Before you learn how to prevent hyperpigmentation on the face, it’s important to know what causes hyperpigmentation in the first place. Dr. Akhavan explained there are a variety of causes for your skin discoloration: “Sun exposure can create brown discoloration. Genetics and ethnicity can play a role, and hormones can also contribute to skin discoloration.”

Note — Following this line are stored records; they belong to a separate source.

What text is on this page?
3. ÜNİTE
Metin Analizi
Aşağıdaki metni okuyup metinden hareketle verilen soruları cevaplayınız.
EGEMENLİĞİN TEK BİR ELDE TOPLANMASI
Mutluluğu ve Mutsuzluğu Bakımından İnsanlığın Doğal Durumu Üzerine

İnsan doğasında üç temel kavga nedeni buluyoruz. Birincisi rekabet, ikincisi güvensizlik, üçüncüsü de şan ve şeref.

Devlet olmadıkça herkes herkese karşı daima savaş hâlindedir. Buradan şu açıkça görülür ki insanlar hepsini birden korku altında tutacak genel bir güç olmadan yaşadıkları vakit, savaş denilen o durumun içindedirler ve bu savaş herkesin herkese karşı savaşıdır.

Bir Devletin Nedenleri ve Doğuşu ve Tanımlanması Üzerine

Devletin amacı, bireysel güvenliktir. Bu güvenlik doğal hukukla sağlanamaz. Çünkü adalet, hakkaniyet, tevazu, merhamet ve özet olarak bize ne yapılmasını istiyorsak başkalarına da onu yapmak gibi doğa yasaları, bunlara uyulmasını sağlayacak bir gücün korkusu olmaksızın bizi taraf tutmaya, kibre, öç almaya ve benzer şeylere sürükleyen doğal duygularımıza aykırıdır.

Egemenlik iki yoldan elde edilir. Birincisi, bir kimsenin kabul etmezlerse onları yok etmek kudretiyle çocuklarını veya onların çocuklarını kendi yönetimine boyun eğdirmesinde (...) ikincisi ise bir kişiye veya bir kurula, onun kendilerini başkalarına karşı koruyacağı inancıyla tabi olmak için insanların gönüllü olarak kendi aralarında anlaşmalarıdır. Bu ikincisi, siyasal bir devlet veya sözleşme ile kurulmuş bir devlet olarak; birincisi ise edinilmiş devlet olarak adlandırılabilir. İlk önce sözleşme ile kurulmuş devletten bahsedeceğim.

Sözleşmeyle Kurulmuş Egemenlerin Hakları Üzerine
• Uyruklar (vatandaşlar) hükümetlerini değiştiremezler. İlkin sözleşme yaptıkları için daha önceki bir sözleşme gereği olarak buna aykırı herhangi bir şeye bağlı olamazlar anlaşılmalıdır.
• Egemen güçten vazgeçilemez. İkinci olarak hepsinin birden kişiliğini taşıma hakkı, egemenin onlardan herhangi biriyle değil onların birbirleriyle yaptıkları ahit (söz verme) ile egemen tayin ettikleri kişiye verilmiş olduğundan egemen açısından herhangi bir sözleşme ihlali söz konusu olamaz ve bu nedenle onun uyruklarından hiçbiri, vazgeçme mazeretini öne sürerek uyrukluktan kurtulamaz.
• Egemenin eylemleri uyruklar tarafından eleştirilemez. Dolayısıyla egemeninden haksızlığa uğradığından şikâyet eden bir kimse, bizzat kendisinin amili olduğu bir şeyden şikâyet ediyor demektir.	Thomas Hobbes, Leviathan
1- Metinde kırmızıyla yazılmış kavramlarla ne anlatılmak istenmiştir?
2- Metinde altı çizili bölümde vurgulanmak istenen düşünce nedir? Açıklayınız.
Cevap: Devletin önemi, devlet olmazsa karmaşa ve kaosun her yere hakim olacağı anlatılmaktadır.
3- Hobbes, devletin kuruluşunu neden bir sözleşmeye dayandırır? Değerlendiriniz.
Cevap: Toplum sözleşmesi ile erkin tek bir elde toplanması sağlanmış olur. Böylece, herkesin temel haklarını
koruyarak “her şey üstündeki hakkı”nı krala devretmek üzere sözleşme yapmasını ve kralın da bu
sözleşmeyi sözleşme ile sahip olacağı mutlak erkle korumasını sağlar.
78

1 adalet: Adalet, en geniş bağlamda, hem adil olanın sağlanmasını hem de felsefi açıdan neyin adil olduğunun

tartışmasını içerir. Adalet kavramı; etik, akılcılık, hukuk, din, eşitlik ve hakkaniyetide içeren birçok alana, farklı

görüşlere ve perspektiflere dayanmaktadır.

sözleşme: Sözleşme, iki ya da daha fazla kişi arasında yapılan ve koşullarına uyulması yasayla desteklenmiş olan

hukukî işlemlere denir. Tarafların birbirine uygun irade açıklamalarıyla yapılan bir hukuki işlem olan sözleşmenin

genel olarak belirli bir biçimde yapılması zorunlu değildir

The AAD also confirms that overexposure to the sun is the leading cause of dark spots in light-skinned individuals, making it one of the three main causes of hyperpigmentation. The other two are melasma, characterized as a patchy brown discoloration that commonly occurs during pregnancy, and post-inflammatory hyperpigmentation, which is a condition causing increased pigment production that can occur after an injury or inflammation to the skin from acne, eczema, or psoriasis.
How to Address Pre-Existing Discoloration
Unfortunately, once you have dark spots on your face, it isn’t as simple as snapping your fingers to get rid of it. According to the AAD, hyperpigmentation can be difficult to address, but it’s not impossible. When we asked about the best ways to address skin discoloration, Dr. Akhavan recommends in-office “lasers and chemical peels.” If you prefer a topical solution, here are some ingredients that may help.
Retinol: Dr. Akhavan recommends products containing retinol, which can be obtained either by prescription or over the counter.
Vitamin C: The AAD lists vitamin C as an ingredient in anti-aging formulas, but that isn’t the only benefit of this antioxidant power player. Dr. Akhavan says to look for it in products formulated to help address discoloration. Wear it in tandem with your daily sunscreen for beefed up protection against harmful free radicals and environmental aggressors.
Kojic Acid: Familiar names like salicylic acid and hyaluronic acid aren’t popular picks for addressing discoloration, but there is an acid that may work on reducing the appearance of your dark spots, and it’s kojic acid.